The other day, my girlfriend asked if I ever thought I would make it to four years sober. That’s a harder question than you might think.
When I first quit drinking, the answer was no. I did not expect to make it to four years, nor did I want to. I simply wanted to feel less ashamed of my choices and more in control of my life. Over time, I learned that less shame and more control were irreconcilable with continuing to drink. Over time, I wanted to stay stopped.
But did I expect to? This is one of the few cases where confidence is overrated. Your actions matter a whole lot more than your expectations. Here is a somewhat chronological list of the actions that have worked to keep me sober.
1. Stop drinking when your heart tells you to stop. Don’t worry about whether you’re a real alcoholic. Don’t worry about whether you’re done forever. Don’t worry about whether you can maintain this long-term. Like I said: confidence is over-rated. Stop when your heart asks you to.
2. Celebrate your early successes. Early in sobriety, I celebrated a lot. One week without drinking, one month. I celebrated mostly alone, mostly from the comfort of my mostly-empty one-bedroom apartment. If drinking has drained you off self-efficacy, celebrating yourself will help to rebuild it.
3. Ditch the people around whom you feel like drinking. This is clearly more complicated when it’s your kids or your husband, but if it’s your friends or drinking buddies, give it a shot. Most people won't notice your absence for one or two weekends. That may be just enough sober time to figure out whether you want to rejoin the pack.
4. Replace those people with a community. No, I don’t mean you need to start going to AA. It was three months before I opted-in to AA, and even then it was halting. (I’d go to meetings, but no sober square dances or group dinners.) In the first three months, “community” meant the few close friends around whom I didn’t need to drink to enjoy myself. Community also meant books: I read a lot of people whose stories sounded like mine. Find people online or in real life who leave you feeling excited about your goals.
5. Wait out the bad feelings. Clearly, this is easier said than done. Arguably, if you knew how to tolerate bad feelings, you’d have a different relationship with alcohol. If I can be as clear and practical as possible, then, here’s what I mean: when you’re feeling bored or lonely or ashamed or unloved, it’s time to distract yourself. Work out, call someone, binge on YouTube videos, eat a snack. You don’t need the world’s most sophisticated coping mechanism. You just need to meet the goal of not drinking today.
You don’t need the world’s most sophisticated coping mechanism.
6. Replace bad feelings with good ones. This is different than coping. Seeking out good feelings takes planning and effort, whereas coping is more like damage control. For my part, I traveled. I rediscovered Groupon and Airbnb and Hopper in a big way. I quit my job and began graduate school, even though work was good enough. Without alcohol, feeling nothing wasn't an option - so I sought out new feelings, feelings like purpose, pride, novelty, agency, and fun.

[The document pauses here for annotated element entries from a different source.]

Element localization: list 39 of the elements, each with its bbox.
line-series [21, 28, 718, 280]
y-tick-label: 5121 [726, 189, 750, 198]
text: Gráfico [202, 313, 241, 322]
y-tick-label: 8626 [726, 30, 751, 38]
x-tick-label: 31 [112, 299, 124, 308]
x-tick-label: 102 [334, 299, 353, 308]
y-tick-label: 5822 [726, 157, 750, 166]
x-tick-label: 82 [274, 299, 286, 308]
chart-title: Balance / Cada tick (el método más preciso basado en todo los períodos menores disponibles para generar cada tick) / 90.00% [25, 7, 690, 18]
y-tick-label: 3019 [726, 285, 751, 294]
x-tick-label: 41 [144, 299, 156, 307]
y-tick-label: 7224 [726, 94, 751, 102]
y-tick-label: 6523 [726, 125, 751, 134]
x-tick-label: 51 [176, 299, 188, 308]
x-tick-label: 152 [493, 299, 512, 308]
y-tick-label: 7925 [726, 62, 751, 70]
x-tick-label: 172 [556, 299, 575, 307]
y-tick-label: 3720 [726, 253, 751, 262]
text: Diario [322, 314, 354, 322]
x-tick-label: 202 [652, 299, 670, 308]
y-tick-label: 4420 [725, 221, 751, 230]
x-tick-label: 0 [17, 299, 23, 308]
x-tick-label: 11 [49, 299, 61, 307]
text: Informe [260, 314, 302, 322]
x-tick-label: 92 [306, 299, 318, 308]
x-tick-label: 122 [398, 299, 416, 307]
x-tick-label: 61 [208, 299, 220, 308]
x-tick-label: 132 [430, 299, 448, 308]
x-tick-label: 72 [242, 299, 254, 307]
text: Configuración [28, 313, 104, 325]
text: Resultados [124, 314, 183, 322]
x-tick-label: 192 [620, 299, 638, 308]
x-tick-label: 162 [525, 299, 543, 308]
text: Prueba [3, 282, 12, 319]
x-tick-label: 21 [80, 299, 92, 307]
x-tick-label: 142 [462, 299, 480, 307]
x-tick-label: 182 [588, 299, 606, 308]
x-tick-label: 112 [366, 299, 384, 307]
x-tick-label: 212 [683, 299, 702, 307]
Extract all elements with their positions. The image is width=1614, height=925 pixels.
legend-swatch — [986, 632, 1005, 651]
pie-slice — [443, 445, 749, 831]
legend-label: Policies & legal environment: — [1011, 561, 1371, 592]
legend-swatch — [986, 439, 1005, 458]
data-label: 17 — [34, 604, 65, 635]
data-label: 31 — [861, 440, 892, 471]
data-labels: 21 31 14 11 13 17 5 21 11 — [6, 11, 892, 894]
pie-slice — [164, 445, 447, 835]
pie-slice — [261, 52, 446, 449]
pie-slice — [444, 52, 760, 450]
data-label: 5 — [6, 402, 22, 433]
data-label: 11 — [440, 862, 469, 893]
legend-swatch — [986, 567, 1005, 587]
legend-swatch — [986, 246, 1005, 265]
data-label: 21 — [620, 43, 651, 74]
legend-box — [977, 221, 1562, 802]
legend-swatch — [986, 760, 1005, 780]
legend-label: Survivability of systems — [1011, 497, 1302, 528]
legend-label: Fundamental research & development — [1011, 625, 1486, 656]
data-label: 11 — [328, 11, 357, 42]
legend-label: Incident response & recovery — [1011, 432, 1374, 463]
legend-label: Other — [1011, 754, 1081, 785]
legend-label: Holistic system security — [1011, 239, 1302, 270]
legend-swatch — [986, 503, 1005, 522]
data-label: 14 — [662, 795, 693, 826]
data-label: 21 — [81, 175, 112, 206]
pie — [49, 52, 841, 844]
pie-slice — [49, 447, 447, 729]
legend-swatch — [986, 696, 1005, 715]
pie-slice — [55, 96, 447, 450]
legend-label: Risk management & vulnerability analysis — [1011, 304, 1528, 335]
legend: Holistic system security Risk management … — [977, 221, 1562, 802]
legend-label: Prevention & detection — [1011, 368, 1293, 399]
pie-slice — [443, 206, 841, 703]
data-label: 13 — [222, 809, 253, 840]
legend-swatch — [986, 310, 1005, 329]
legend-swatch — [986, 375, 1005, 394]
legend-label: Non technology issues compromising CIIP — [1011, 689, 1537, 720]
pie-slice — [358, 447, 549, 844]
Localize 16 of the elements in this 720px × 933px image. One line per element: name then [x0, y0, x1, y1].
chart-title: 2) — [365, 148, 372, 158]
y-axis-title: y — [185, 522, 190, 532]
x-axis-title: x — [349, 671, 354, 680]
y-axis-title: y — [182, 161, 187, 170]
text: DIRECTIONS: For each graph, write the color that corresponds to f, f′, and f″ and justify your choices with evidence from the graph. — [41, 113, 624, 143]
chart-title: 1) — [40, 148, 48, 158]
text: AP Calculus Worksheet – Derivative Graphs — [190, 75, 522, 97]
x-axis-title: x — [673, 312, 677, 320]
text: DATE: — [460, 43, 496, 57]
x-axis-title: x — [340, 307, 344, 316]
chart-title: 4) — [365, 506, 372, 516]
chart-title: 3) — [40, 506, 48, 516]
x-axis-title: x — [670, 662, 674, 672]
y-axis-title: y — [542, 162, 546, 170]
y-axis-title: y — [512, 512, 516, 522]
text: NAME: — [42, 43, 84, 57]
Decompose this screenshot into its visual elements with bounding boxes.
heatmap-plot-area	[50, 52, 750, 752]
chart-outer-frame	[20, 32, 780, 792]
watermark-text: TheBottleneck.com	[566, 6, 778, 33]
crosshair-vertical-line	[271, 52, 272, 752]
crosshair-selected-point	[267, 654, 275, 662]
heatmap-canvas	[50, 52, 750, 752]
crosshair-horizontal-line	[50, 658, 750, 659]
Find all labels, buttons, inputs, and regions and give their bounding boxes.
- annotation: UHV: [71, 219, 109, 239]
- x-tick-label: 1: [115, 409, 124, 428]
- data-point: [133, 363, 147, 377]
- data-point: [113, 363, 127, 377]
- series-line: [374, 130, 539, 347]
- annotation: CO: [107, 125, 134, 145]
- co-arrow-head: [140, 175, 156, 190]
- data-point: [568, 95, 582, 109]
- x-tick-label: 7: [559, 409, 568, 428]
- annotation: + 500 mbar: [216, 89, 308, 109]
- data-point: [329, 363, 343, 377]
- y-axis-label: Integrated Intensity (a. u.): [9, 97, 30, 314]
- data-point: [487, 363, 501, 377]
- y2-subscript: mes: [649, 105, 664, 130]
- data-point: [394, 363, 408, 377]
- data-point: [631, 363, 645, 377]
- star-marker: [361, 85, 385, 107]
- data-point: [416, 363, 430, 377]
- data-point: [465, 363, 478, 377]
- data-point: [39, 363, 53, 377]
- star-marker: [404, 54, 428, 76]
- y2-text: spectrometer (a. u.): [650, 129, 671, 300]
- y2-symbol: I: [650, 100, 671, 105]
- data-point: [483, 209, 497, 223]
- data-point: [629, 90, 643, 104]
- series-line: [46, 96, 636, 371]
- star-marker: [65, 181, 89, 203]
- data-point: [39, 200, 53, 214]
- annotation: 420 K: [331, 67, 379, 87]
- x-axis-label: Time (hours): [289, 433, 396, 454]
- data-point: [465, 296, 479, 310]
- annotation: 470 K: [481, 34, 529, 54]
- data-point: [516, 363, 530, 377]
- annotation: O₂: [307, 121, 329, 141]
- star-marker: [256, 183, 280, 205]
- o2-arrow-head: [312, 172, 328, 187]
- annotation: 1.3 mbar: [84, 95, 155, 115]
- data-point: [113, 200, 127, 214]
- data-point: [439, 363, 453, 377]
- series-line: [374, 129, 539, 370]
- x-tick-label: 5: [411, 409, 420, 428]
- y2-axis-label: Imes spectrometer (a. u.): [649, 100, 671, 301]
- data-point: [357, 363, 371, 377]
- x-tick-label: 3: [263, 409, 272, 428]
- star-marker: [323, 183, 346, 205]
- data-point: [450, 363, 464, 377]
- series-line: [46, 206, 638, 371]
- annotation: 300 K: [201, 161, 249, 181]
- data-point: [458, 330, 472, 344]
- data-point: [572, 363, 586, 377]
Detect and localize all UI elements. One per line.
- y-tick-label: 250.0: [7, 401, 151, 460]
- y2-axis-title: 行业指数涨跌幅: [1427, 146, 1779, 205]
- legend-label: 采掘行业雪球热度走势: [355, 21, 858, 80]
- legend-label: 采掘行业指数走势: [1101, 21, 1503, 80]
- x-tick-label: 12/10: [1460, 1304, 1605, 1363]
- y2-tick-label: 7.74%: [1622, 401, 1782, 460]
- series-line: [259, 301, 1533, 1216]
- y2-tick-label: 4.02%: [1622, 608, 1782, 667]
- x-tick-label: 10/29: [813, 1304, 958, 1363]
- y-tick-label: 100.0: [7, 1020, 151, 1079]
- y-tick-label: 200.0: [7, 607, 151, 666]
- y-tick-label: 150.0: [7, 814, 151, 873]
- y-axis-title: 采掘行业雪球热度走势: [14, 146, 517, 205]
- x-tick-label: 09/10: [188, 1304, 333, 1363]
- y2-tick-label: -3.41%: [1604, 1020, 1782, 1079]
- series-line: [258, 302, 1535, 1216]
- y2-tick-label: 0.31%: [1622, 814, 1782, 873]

7. Tell people what you’re doing. I shudder to think where I’d be now if I hadn’t told people what I was doing. Telling the people closest to me that I was trying not to drink meant that I couldn’t return to it without raising a few eyebrows. Plus, when people were curious, skeptical, or downright antagonistic, I benefitted from considering their questions. Why are you done? How do you know? What will you do instead?
8. Have a plan for change. It's often said in AA that the same you will drink again, but a different you has a better chance. The twelve steps offer one system of becoming a different you, of making lasting and incremental change. But if the steps aren't your speed, find a different theory of change that you can get behind. I remember loving the book Change or Die for its practical and no-nonsense description of how people change, but I often find recipes for change hidden in memoirs, podcasts, and research articles too. Ask yourself: What do you consider to be the ingredients for change?
What do you consider to be the ingredients for change?
9. Go deeper. Each year, I need a higher degree of self-honesty just to stay sober. My pain tolerance has gone down dramatically. I’m not working the same job, dating the same person (or gender), or living in the same state as I was when I was drinking. Hell, I don’t even believe in the same God. The reality I could tolerate four years ago and even four months ago just does not work for me today. Prepare to face an ever-more-authentic version of yourself.
10. Remember this: sober time is time well spent. I’m assuming you want to quit drinking because you want more good days and fewer bad days. I'm assuming that, when you quit, you'll have quite a few more good days. Remember this: No relapse can negate those good days - the sober time you spent on earth, the days when unaided consciousness was enough.